1.

2.8K 121 9
                                    

Sebagaimana kebanyakan pasar tradisional, hiruk pikuk pembeli yang berlalu lalang mencari kebutuhan mereka adalah hal pertama yang menyambut kedatangan Saka dan Ibunya. Ia berjalan mengikuti wanita 45 tahun itu, membantu sang Ibu membawakan belanjaan karena dirinya tidak mengerti bahan dapur.

"Masih mau belanja lagi, Ma?" tanya Saka.

"Iya, beli daging dulu."

Saka hanya menurut dan mengikuti langkah sang Ibu ke tukang daging. Dari kejauhan Saka sudah bisa mendengar suara pisau daging besar beradu dengan permukaan talenan kayu yang juga berukuran cukup besar dan lebar. Namun yang menjadi perhatiannya adalah bagaimana penampilan si tukang daging.

Lelaki itu memiliki postur bak seorang binaragawan, namun wajahnya seperti seorang model atau artis papan atas. Terlintas pertanyaan di kepala Saka kenapa lelaki itu memilih bekerja sebagai tukang daging di saat wajahnya sangat mampu 'di jual' di dunia entertainmen.

"Mas, sandung lamurnya sekilo berapa?" Saka menoleh sekilas ke arah sang Ibu yang sudah bertanya harga sambil pegang-pegang daging yang menggantung.

"Seratus lima puluh, Bu."

Saka kembali menghadapkan kepalanya ke arah si tukang daging. Ia berani bersumpah setelah mendengar suara lelaki itu, ia yakin sekujurbtubuh pria itu sempurna tanpa ada cacat apapun. Wajahnya tampan, suaranya juga demikian maskulin namun bukan suara yang berat, dan jangan lupakan bagaimana otot itu tercetak dengan jelas di setiap sisi tubuhnya yang terbalut kaus hitam press body. Bahkan tangannya seolah menunjukkan betapa gagah dan maskulinnya si tukang daging dengan urat-uratnya yang menonjol di punggung tangan.

"Minta sekilo ya, Mas, sekalian di potongin ya."

Si tukang daging itu mengangguk kemudian mengasah pisaunya dengan sebuah batang besi panjang sebelum memotong daging sandung lamur yang menggantung. Tangannya begitu cekatan menimbang dan memotong daging berwarna merah segar itu.

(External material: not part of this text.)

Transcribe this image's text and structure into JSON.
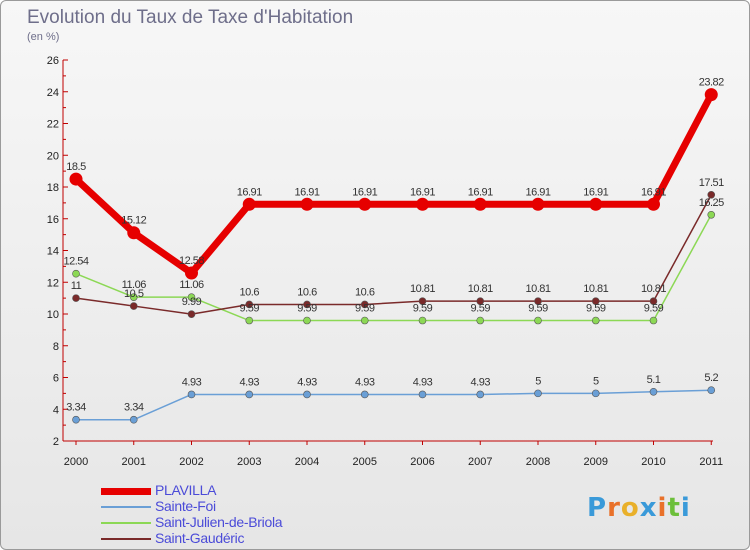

Tak butuh waktu lama si tukang daging selesai dengan pesanan Ibunya. Satu kantung daging sudah di dapat dan Ibunya sudah membayarnya. Saka masih betah memperhatikan lelaki itu yang sedang mengambil kembalian 50.000 lalu mengembalikannya pada sang Ibu.

Lelaki itu melirik ke arah Saka,memberikan senyuman manis yang membuat wajah elok itu semakin mengeluarkan ketampanannya sebelum kemudian Saka berlalu mengikuti Ibunya.

"Tukang dagingnya ganteng banget ya?" tanya sang Ibu sambil tersenyum ke arah anaknya.

"Kenapa? Mama mau gaet berondong lagi?" tanya Saka dengan ekspresi malas melihat senyuman sang Ibu yang seperti gadis SMA kasmaran.

"Kali ini enggak, gimana kalo buat kamu aja?"

Mata Saka melotot. "Yang bener aja. Aku capek-capek sekolah malah disuruh pacaran sama tukang daging di pasar." sungutnya tak terima.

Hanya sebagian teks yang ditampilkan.